If the Chan family’s philanthropic gifts are important for the sheer volume of support for educational institutions like UMass and Harvard, among other giving, they are also part of a broader trend in philanthropy: the rising impact of Chinese and Chinese-American giving. A few years ago, Inside Philanthropy’s Mike Scutari wrote about a report by the Global Chinese Philanthropy Initiative, which noted particularly fast growth in the number of Chinese and Chinese-American foundations during the last two decades, with a similar rise in giving. Chief among the beneficiaries of this flow of money were American universities and colleges.

For a mega-wealthy donor or foundation to support medical institutions with big dollars is not unusual. But if Chan’s previous statements and speeches are any indication, he (and presumably others in his family) sees big gifts to educational institutions making a positive impact far beyond the immediate realm of researchers, medical professionals and their patients. In a 2016 speech at University College London, Chan discussed his vision of how the modern research university serves not just as a knowledge and research hub, but as a regional force for economic growth.

“For most of the university’s existence since the first universities were founded in the 11th century, the subjects taught were Greek and Latin, theology and the classics,” Chan said. “The modern university emerged when it turned from looking backward to looking forward, and it was the introduction of research that caused the university to make this momentous turn. Research, therefore, fundamentally changed the character of the university.”

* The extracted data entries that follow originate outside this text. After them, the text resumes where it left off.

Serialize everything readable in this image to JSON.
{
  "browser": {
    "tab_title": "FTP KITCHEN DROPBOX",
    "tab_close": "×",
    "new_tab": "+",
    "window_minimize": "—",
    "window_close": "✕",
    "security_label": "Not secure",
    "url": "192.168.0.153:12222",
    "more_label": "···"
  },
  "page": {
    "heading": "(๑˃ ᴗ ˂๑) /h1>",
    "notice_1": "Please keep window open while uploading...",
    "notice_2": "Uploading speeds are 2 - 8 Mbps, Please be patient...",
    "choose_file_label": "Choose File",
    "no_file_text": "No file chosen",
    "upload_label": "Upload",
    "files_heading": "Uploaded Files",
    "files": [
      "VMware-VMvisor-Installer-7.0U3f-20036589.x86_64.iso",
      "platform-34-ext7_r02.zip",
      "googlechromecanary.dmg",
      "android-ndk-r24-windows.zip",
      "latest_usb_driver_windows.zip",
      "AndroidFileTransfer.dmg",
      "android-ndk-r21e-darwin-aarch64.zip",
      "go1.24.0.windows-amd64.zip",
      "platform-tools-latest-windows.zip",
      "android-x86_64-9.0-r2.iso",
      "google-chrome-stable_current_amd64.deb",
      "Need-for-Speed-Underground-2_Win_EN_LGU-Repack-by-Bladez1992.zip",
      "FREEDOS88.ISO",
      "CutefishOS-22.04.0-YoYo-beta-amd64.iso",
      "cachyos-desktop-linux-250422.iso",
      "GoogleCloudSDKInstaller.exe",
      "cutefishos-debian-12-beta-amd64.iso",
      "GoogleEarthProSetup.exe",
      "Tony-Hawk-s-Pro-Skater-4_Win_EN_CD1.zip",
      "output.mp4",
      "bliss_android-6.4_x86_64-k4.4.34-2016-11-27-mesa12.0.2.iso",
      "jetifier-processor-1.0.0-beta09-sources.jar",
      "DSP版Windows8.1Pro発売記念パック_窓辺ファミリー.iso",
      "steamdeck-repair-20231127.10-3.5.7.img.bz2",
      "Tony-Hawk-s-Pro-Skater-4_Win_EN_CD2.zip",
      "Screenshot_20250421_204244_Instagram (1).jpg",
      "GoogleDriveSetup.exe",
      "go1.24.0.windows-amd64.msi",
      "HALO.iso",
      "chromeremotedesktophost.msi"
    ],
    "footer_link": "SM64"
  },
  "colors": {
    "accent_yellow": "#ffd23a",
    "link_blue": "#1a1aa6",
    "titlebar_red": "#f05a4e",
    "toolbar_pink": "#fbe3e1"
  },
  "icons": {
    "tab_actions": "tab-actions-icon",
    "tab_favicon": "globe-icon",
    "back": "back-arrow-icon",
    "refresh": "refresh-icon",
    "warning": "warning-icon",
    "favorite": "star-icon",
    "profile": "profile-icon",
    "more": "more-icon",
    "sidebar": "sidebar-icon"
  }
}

Chan describes universities as “engines of progress” in society, with research in medicine and health making improvements to human life and driving economic growth. 

“With innovations come jobs and strength of the economy. So tight is this linkage that there is now a new geography of jobs that is distinct from the former geography shaped by manufacturing and finance. Cities with strong research universities will be strong economic centers of the future... Even jobs for carpenters and taxi drivers grow at five times the rate in the brain hubs than in other cities in America.”

According to the Morningside Foundation website, significant support from the Chans has gone to research centers at other universities around the U.S. and around the world, including Emory University, the University of Melbourne in Australia, Hong Kong University, and the Chinese Academy of Sciences. The family has also backed other educational causes in Massachusetts, China, and other regions.